The pieces were there. If you listened to Afrika Islam’s show on WHBI, or bought the Ultimate Breaks & Beats records, or paid attention to Ed Koch, you could have put it together. But you didn’t, and these three guys did not seem like they would, either. Coming out of a B minus hardcore band, with two joke rap singles under their belt, why would they have known? Rick Rubin had done T-La Rock’s “It’s Yours,” which Ad Rock yelled on, but he wasn’t the key either. This album comes from God or Robert Moses or maybe the MTA. Everything that was good about NYC between 1972 and 1984 is jammed into this hoagie full of raspberries. Every dumb stoner knew that “When The Levee Breaks” was a giant drum track, but Rubin was the first to ignore Jimmy Page’s lawyers and loop it up. Apparently Rubin brought the metal, which brought them to MTV, and then to the world, but the rock bits are so irrelevant now they barely register. (Tone Lōc owes them a dollar for that, though.) It’s actually the rhyming that ages the best here, mostly because it managed to improve on the strategy of rapping as if you have no idea which team you’re on.

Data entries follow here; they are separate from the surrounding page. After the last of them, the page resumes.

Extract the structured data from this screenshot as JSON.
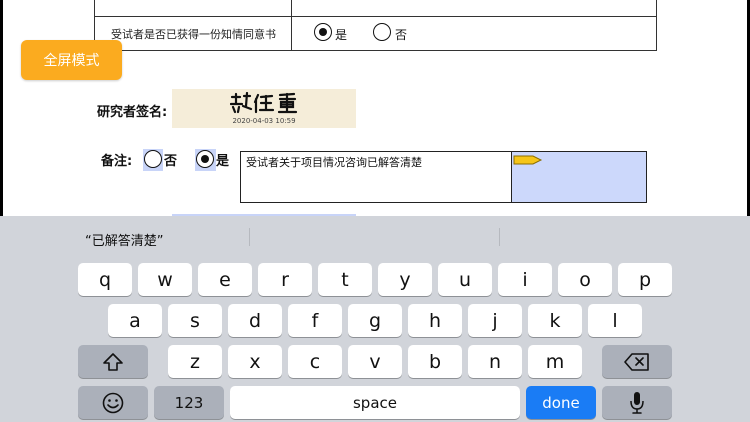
{
  "form": {
    "consent_question": "受试者是否已获得一份知情同意书",
    "consent_yes": "是",
    "consent_no": "否",
    "consent_selected": "是"
  },
  "fullscreen_button": "全屏模式",
  "signature": {
    "label": "研究者签名:",
    "signature_text": "樊任重",
    "timestamp": "2020-04-03 10:59"
  },
  "note": {
    "label": "备注:",
    "option_no": "否",
    "option_yes": "是",
    "selected": "是",
    "text": "受试者关于项目情况咨询已解答清楚"
  },
  "keyboard": {
    "prediction": "“已解答清楚”",
    "row1": [
      "q",
      "w",
      "e",
      "r",
      "t",
      "y",
      "u",
      "i",
      "o",
      "p"
    ],
    "row2": [
      "a",
      "s",
      "d",
      "f",
      "g",
      "h",
      "j",
      "k",
      "l"
    ],
    "row3": [
      "z",
      "x",
      "c",
      "v",
      "b",
      "n",
      "m"
    ],
    "numbers_key": "123",
    "space_key": "space",
    "done_key": "done",
    "shift_icon": "shift-icon",
    "delete_icon": "backspace-icon",
    "emoji_icon": "emoji-icon",
    "mic_icon": "microphone-icon"
  },
  "colors": {
    "fullscreen_button": "#fbab1f",
    "done_key": "#1a7cf5",
    "highlight": "#c8d4f8",
    "signature_bg": "#f5edd9"
  }
}
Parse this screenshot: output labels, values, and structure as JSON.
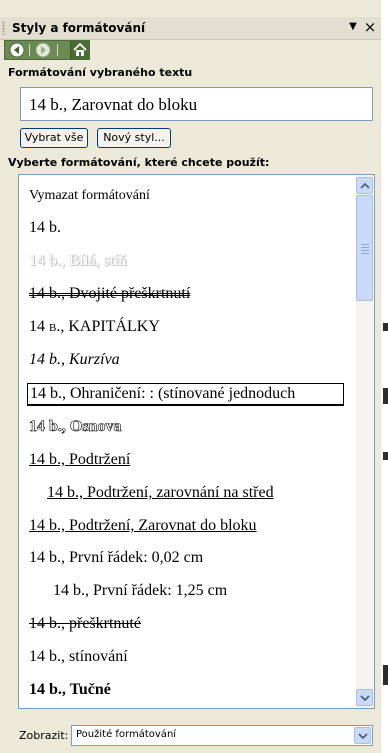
{
  "panel": {
    "title": "Styly a formátování",
    "menu_glyph": "▼",
    "close_glyph": "×"
  },
  "nav": {
    "back_icon": "back-arrow-icon",
    "forward_icon": "forward-arrow-icon",
    "home_icon": "home-icon"
  },
  "selected_section": {
    "heading": "Formátování vybraného textu",
    "current_format": "14 b., Zarovnat do bloku",
    "select_all_label": "Vybrat vše",
    "new_style_label": "Nový styl..."
  },
  "apply_section": {
    "heading": "Vyberte formátování, které chcete použít:",
    "items": [
      {
        "label": "Vymazat formátování"
      },
      {
        "label": "14 b."
      },
      {
        "label": "14 b., Bílá, stíň"
      },
      {
        "label": "14 b., Dvojité přeškrtnutí"
      },
      {
        "label": "14 b., KAPITÁLKY"
      },
      {
        "label": "14 b., Kurzíva"
      },
      {
        "label": "14 b., Ohraničení: : (stínované jednoduch"
      },
      {
        "label": "14 b., Osnova"
      },
      {
        "label": "14 b., Podtržení"
      },
      {
        "label": "14 b., Podtržení, zarovnání na střed"
      },
      {
        "label": "14 b., Podtržení, Zarovnat do bloku"
      },
      {
        "label": "14 b., První řádek:  0,02 cm"
      },
      {
        "label": "14 b., První řádek:  1,25 cm"
      },
      {
        "label": "14 b., přeškrtnuté"
      },
      {
        "label": "14 b., stínování"
      },
      {
        "label": "14 b., Tučné"
      }
    ]
  },
  "footer": {
    "show_label": "Zobrazit:",
    "show_value": "Použité formátování"
  },
  "colors": {
    "panel_bg": "#ece9d8",
    "nav_green": "#6b8a54",
    "scroll_blue": "#c9daf6"
  }
}
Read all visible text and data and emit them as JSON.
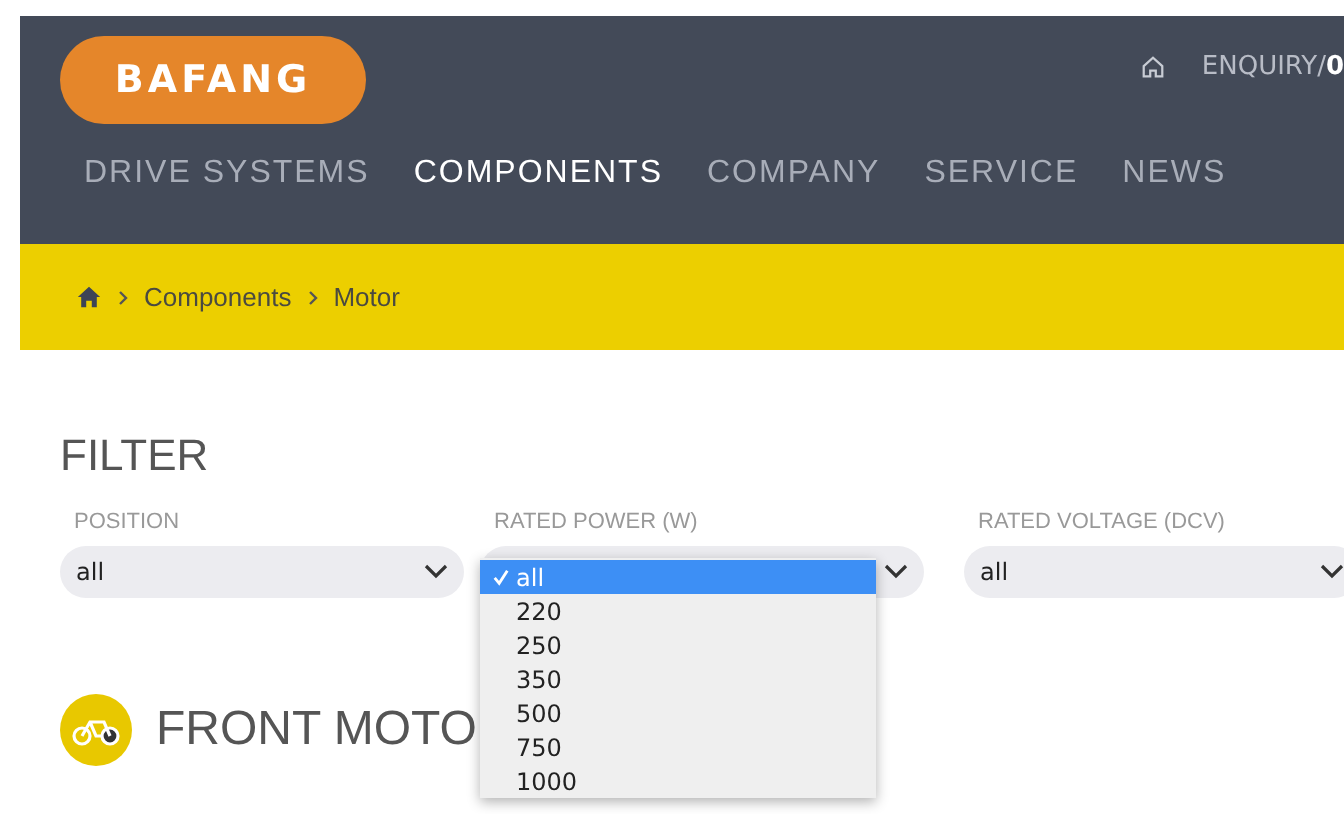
{
  "header": {
    "logo": "BAFANG",
    "enquiry": {
      "label": "ENQUIRY/",
      "count": "0"
    },
    "nav": [
      {
        "label": "DRIVE SYSTEMS",
        "selected": false
      },
      {
        "label": "COMPONENTS",
        "selected": true
      },
      {
        "label": "COMPANY",
        "selected": false
      },
      {
        "label": "SERVICE",
        "selected": false
      },
      {
        "label": "NEWS",
        "selected": false
      }
    ]
  },
  "breadcrumb": [
    "Components",
    "Motor"
  ],
  "filter": {
    "title": "FILTER",
    "fields": [
      {
        "label": "POSITION",
        "value": "all"
      },
      {
        "label": "RATED POWER (W)",
        "options": [
          {
            "label": "all",
            "selected": true
          },
          {
            "label": "220",
            "selected": false
          },
          {
            "label": "250",
            "selected": false
          },
          {
            "label": "350",
            "selected": false
          },
          {
            "label": "500",
            "selected": false
          },
          {
            "label": "750",
            "selected": false
          },
          {
            "label": "1000",
            "selected": false
          }
        ]
      },
      {
        "label": "RATED VOLTAGE (DCV)",
        "value": "all"
      }
    ]
  },
  "section": {
    "title": "FRONT MOTO"
  }
}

The children of Run-DMC and Crazy Eddie kicked the football of rap two miles down the road. Ad Rock is top five dead or alive—the word “drop” by itself should get him into heaven. MCA was born with smoker’s cough and Mike D didn’t care enough to be as loud as his brothers. The album also begins with the Zeppelin record being scratched in. Scratching? What the fuck is scratching? Rhyming “city” and “titty”: very smart. If rapping makes your eyes bug out and the idea of sampling anything in the world seems too exciting for words, this is your album. The dumb shit is off-putting but about half of this is like the pyramids: inexplicable and eternal.